When one person leverages a true positive freedom, they are doing so through their interdependence with others and to the benefit of others. This phenomenon of sharing the recognition of liberty entangled with empathy is described by Gillis, who wrote, “Anarchism is the lifting of our eyes beyond our immediate preoccupations and connecting with one another. Seeing the same spark, the same churning hurricane, same explosion of consciousness, within them that resides within us. Anarchism is the recognition that liberty is not kingdoms at war, but a network interwoven and ultimately unbroken — a single expanse of possibility growing every day. Anarchism is the realization that freedom has no owners. It has only fountainheads.”
These fountainheads are consciousness emanating from the currently completely unmappable complexity of a human mind. A single human mind averages around 100 billion neurons, densely interconnected and woven into columns and associations that both control and liberate our choices. Those chaotic and magnificent pools of possibility swimming behind our eyes then defiantly lunge beyond their warm, safe wombs of internal self-connection to traverse the chasm of difference between structurally severed minds experiencing and interpreting reality. We have the sheer, brazen audacity to communicate meaning in an attempt to see and be seen. To change and be changed. To grow and help grow. Amazing as our brains are, they are built by the arbitrary will of evolutionary dependencies. They are not effective self-optimizers and are largely (at least for now) incapable of meta-level optimization.
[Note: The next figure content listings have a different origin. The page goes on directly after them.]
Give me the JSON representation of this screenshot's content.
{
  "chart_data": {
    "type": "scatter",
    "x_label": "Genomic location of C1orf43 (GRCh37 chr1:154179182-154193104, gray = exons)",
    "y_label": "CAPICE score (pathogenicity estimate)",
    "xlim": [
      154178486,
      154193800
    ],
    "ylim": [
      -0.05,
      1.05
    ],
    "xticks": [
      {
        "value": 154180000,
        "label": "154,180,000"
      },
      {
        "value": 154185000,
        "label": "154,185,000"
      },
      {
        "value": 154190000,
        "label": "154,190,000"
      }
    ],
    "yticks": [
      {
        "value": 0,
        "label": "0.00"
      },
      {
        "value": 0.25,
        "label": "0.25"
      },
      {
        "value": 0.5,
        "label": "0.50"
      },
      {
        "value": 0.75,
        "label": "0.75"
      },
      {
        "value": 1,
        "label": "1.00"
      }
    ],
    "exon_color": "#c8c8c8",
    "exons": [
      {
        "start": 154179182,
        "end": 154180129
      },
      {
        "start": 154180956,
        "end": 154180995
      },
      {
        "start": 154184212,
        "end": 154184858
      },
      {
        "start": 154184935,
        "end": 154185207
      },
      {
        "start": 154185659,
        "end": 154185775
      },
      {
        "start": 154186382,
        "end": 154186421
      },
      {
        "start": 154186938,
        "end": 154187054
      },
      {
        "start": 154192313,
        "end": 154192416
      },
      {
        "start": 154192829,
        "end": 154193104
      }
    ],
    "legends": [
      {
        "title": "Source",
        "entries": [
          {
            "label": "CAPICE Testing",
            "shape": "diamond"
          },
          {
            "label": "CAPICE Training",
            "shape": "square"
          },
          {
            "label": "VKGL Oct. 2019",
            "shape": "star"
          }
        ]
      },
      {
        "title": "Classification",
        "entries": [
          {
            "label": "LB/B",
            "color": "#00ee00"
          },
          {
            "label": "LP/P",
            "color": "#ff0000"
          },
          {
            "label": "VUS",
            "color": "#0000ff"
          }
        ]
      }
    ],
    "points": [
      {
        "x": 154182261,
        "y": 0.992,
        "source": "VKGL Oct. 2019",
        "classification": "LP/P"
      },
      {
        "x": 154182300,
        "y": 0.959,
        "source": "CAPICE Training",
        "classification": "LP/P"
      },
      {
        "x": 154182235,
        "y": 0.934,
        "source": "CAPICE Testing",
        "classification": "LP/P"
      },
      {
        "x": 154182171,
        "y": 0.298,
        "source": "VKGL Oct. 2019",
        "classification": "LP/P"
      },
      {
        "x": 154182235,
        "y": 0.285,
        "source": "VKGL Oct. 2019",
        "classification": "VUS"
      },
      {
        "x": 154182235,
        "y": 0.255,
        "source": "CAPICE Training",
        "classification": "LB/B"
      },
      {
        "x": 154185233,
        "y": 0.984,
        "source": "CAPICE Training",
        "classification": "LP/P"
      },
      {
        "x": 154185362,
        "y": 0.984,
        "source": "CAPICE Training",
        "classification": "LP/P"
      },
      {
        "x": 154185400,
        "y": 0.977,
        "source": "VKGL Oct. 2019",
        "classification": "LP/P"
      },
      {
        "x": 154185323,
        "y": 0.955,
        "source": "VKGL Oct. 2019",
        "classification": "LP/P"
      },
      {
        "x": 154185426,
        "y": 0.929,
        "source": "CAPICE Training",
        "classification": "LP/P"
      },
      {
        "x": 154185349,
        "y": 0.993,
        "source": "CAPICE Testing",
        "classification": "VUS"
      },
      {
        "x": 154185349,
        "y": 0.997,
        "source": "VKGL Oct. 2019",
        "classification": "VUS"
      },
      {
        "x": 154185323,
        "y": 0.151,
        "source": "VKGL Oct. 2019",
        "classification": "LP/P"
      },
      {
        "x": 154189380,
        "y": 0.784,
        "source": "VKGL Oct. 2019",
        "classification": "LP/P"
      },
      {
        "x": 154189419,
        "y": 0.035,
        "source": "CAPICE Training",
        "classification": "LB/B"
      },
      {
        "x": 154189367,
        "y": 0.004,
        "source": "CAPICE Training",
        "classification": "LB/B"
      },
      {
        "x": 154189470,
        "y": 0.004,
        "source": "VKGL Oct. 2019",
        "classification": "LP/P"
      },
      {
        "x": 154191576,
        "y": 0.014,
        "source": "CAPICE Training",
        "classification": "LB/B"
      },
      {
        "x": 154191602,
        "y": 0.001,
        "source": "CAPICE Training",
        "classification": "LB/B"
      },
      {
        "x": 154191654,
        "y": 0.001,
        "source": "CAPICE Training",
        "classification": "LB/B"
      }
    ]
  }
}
Our ability to connect with each other is key to overcoming these limits of individual consciousness. We first experience the spark of recognition of something that somehow parallels our experience in the fountainhead of another. From this, a kind of trust can develop to overcome solipsism. Once the self (arbitrary and partially unreal as it is) sees itself reflected in another, connection is possible and through this connection we can expand our freedom together. We rely on each other to help us see beyond what we think we know– to overcome our own limits– and birth freedom into our shared and individual experiences.
This viscerally real and yet mundane miracle exemplifies the type of world anarchists are trying to build. That spark of recognition where we say, “I think, just maybe, we can do this.” is where we embark jointly, fearfully, and vulnerably on a difficult and joyous path to liberation.
That is then multiplied by the hundred billion neurons trying to spark in the 7.6 billion other human minds and countless other sentient animals to create a network so resilient that it has overcome existential threat after existential threat despite the sheer improbability of our even forming complex eukaryotic life in the first place.
This is a raw potential and a kinetic motion of which we all, partially autonomously, operate a very small corner. This small action of recognition and potential emerging into kinetic realization is the building block of freedom. It is the dependency beneath all others. We can all claw and brutalize to survive and fulfill our utility functions or increase our power, but without this piece, we have little hope of transcending the gasping gravity of negative equilibria. This is why freedom is so important. Without it, we are static, and nothing could then matter even if it could exist. From our sentience springs our anarchistic desire for freedom and from that font, our dependencies of liberatory mutations must blossom.